A cause des coûts considérables de la guerre à peine terminée, l’État irakien s’était fortement endetté, surtout auprès d’un de ses voisins, le Koweït, un territoire stratégique au bord de la mer revendiqué par l’Irak depuis les années 1950. Le raïs, à peine un an après la fin du conflit avec l’Iran, décida d’envahir le petit émirat — cette fois sans le soutien des États-Unis qui trouvèrent plus avantageux de se ranger aux côtés du Koweït. En un peu moins d’un an, avec l’opération « Bouclier du désert » puis « Tempête du désert », une coalition de 35 pays guidée par les États-Unis sous l’égide de l’ONU terrassa l’armée irakienne, contrainte de se retirer du territoire du Koweït. L’Irak, déjà épuisé par dix années consécutives de guerre, fut soumis à un sévère embargo qui anéantit sa population sans pour autant ébranler le régime. La faim mais aussi le climat permanent de défiance et de terreur instauré par les services secrets infiltrés partout effritèrent la société irakienne déjà profondément divisée. L’émigration clandestine, la fuite de cet enfer, devint pour Hassan Blasim une nécessité :

Je fuyais alors l’enfer des années de l’embargo. […] Durant ces années impitoyables, la peur de l’inconnu avait augmenté de manière démesurée, arrachant aux êtres humains le sentiment d’appartenance à une réalité ordinaire et ramenant à la surface une bestialité qui jusqu’alors était restée ensevelie sous les simples besoins quotidiens des hommes.
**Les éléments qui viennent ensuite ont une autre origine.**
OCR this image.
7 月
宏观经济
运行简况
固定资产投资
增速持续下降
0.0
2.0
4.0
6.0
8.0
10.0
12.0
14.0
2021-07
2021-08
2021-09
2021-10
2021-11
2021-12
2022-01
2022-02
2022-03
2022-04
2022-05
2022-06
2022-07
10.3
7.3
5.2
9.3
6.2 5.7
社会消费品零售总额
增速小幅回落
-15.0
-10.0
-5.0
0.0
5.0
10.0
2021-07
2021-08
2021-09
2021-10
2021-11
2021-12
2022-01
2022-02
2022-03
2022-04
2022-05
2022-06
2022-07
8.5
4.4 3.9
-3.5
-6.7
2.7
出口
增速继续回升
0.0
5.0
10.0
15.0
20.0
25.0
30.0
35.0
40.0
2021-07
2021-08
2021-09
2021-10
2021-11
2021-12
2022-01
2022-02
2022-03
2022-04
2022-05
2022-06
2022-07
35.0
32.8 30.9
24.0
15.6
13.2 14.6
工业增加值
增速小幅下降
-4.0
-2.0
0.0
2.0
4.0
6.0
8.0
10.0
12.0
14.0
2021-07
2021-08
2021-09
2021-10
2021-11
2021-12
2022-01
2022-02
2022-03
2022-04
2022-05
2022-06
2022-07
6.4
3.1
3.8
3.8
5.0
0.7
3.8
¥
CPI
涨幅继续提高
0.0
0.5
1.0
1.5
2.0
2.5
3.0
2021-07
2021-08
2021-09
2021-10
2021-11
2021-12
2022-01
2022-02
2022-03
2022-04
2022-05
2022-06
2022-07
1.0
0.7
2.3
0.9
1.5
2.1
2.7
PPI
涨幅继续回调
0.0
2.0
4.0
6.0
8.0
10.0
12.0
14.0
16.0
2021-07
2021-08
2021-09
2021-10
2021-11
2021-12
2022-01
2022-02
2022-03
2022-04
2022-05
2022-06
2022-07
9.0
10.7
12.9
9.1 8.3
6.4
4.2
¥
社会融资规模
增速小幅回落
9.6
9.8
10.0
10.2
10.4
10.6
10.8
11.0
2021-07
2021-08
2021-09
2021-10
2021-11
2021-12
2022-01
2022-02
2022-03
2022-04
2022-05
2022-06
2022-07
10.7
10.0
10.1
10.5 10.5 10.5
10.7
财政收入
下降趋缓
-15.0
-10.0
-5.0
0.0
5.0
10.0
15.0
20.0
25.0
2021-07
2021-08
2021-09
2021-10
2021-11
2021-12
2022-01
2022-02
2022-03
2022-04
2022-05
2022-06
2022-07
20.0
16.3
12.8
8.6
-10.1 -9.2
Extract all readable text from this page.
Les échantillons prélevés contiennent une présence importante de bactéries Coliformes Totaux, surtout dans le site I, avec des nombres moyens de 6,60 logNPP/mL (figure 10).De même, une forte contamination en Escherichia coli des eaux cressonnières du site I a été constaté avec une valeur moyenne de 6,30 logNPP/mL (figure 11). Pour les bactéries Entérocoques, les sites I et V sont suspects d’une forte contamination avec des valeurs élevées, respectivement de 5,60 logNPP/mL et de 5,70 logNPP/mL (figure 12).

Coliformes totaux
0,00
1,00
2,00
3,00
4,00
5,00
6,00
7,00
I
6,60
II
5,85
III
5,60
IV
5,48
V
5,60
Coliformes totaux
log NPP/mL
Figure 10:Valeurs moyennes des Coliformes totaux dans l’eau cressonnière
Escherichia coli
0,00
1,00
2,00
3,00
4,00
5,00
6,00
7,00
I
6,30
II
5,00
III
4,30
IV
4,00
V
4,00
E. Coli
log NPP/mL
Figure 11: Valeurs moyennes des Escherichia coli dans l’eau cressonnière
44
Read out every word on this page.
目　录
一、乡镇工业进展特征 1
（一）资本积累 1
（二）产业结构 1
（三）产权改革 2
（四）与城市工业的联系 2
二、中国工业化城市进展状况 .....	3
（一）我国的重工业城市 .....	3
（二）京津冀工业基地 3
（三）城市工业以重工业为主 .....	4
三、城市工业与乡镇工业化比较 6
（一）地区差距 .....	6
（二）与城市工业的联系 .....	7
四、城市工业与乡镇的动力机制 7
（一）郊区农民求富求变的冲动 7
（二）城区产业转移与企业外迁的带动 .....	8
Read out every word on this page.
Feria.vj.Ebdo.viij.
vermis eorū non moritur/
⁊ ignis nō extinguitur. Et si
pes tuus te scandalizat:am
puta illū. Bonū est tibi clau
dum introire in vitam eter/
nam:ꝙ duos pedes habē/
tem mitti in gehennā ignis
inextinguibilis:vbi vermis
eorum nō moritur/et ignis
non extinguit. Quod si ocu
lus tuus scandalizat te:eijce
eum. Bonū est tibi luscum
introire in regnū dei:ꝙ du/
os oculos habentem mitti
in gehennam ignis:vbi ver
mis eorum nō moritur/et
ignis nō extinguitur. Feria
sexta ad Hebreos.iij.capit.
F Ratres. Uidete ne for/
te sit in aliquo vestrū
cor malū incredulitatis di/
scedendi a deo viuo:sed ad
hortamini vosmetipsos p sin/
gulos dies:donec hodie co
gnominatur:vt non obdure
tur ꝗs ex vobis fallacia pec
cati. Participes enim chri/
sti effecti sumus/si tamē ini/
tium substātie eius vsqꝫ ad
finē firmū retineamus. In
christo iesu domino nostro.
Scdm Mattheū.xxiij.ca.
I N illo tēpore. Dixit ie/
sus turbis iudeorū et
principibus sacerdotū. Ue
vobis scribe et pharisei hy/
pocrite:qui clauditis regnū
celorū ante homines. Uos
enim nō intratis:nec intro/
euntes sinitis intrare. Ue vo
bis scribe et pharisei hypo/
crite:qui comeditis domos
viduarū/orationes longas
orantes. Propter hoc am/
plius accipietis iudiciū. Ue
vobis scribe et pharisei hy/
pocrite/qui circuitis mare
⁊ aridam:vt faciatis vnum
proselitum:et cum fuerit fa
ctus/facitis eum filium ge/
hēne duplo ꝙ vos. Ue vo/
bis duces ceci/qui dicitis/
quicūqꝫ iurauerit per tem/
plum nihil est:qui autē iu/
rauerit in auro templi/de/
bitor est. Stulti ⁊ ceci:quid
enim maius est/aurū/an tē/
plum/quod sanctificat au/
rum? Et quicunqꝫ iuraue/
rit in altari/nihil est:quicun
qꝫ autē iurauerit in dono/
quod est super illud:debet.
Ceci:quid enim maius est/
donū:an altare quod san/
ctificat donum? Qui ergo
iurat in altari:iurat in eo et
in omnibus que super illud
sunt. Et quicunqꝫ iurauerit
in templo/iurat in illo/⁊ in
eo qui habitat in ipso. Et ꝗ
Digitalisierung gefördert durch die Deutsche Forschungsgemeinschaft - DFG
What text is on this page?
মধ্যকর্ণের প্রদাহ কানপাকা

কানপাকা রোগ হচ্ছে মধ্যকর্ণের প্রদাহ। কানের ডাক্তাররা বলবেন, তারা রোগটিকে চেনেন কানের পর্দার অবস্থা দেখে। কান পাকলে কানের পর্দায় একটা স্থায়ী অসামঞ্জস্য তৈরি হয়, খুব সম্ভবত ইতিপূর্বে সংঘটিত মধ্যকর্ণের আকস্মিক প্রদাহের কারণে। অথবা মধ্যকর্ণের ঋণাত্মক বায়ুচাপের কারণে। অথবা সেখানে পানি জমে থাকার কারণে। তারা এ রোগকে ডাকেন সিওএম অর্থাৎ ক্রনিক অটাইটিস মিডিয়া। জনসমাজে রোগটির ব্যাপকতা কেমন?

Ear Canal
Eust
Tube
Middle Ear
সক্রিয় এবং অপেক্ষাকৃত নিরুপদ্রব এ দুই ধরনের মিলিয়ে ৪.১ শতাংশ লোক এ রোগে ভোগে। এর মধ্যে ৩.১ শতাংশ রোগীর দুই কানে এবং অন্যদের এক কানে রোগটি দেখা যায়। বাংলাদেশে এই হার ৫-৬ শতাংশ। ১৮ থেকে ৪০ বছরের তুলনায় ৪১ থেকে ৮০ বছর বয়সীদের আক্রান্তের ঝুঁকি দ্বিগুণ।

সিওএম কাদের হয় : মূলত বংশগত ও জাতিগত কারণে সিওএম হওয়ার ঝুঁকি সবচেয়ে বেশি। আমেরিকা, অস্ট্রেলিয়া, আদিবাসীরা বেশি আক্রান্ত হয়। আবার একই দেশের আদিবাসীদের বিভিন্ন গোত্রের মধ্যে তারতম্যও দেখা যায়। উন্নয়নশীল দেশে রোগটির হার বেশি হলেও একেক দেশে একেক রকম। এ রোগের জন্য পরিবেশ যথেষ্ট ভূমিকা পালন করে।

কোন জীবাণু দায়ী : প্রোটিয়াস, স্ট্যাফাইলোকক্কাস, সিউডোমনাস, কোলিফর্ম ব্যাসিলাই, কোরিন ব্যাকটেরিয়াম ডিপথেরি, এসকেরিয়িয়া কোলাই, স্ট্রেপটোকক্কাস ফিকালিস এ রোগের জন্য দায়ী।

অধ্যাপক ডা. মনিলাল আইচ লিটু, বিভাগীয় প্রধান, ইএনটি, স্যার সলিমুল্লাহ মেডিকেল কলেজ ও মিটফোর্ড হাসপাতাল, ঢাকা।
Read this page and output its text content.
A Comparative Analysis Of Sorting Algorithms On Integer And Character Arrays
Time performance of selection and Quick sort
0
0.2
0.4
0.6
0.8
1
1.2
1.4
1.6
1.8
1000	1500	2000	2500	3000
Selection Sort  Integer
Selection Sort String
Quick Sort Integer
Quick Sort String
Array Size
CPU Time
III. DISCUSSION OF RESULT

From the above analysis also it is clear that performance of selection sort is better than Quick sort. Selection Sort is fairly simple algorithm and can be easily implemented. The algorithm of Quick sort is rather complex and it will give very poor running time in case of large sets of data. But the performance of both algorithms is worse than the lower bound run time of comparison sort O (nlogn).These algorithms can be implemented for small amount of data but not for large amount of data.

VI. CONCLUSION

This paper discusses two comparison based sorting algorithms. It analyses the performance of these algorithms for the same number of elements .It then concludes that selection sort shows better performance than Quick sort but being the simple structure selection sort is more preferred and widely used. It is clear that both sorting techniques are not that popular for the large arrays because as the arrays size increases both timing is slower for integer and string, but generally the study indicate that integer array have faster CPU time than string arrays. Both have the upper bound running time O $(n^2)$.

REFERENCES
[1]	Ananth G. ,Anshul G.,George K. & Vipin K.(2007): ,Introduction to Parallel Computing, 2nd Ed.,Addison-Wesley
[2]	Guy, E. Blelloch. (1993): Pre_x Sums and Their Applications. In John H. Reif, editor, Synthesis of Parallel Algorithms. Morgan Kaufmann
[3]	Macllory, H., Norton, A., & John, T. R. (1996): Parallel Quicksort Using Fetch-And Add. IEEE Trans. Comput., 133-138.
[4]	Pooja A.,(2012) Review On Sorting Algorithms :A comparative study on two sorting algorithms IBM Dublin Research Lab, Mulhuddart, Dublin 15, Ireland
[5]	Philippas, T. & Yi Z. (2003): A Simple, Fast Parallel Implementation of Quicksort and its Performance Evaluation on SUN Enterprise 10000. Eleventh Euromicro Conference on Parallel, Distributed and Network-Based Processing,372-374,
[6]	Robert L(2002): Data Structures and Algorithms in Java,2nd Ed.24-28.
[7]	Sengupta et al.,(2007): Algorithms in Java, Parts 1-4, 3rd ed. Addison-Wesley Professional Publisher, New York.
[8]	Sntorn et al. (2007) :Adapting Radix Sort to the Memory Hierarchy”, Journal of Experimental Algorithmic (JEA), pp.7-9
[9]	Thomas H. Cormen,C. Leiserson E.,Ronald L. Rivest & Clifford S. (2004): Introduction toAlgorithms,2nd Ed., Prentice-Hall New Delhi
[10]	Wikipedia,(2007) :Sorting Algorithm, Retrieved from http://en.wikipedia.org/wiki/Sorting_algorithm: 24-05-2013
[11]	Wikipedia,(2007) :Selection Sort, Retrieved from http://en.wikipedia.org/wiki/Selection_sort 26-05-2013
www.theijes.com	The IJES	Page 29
Pendant ces années, une cruauté abjecte et animale, générée par la peur de mourir de faim, avait pris le dessus. Je sentais que je risquais de me transformer en rat.

Hassan Blasim, « Le fou de la place de la liberté », dans Cadavre Expo, Seuil, janvier 2017.

L’ÉCRITURE AU TEMPS DE L’EXIL

A partir des années 1990, Hassan Blasim et beaucoup d’autres Irakiens échappés d’Irak commencèrent à composer depuis leurs pays d’exil une littérature irakienne inédite, libre de la censure du régime mais aussi de l’autocensure générée par la peur. Dans leurs travaux, les Irakiens semblent voués à l’enfer même hors de leur patrie. La violence et la terreur poursuivent et persécutent les exilés, elles reviennent comme des cauchemars nocturnes et poussent souvent leurs personnages à la folie.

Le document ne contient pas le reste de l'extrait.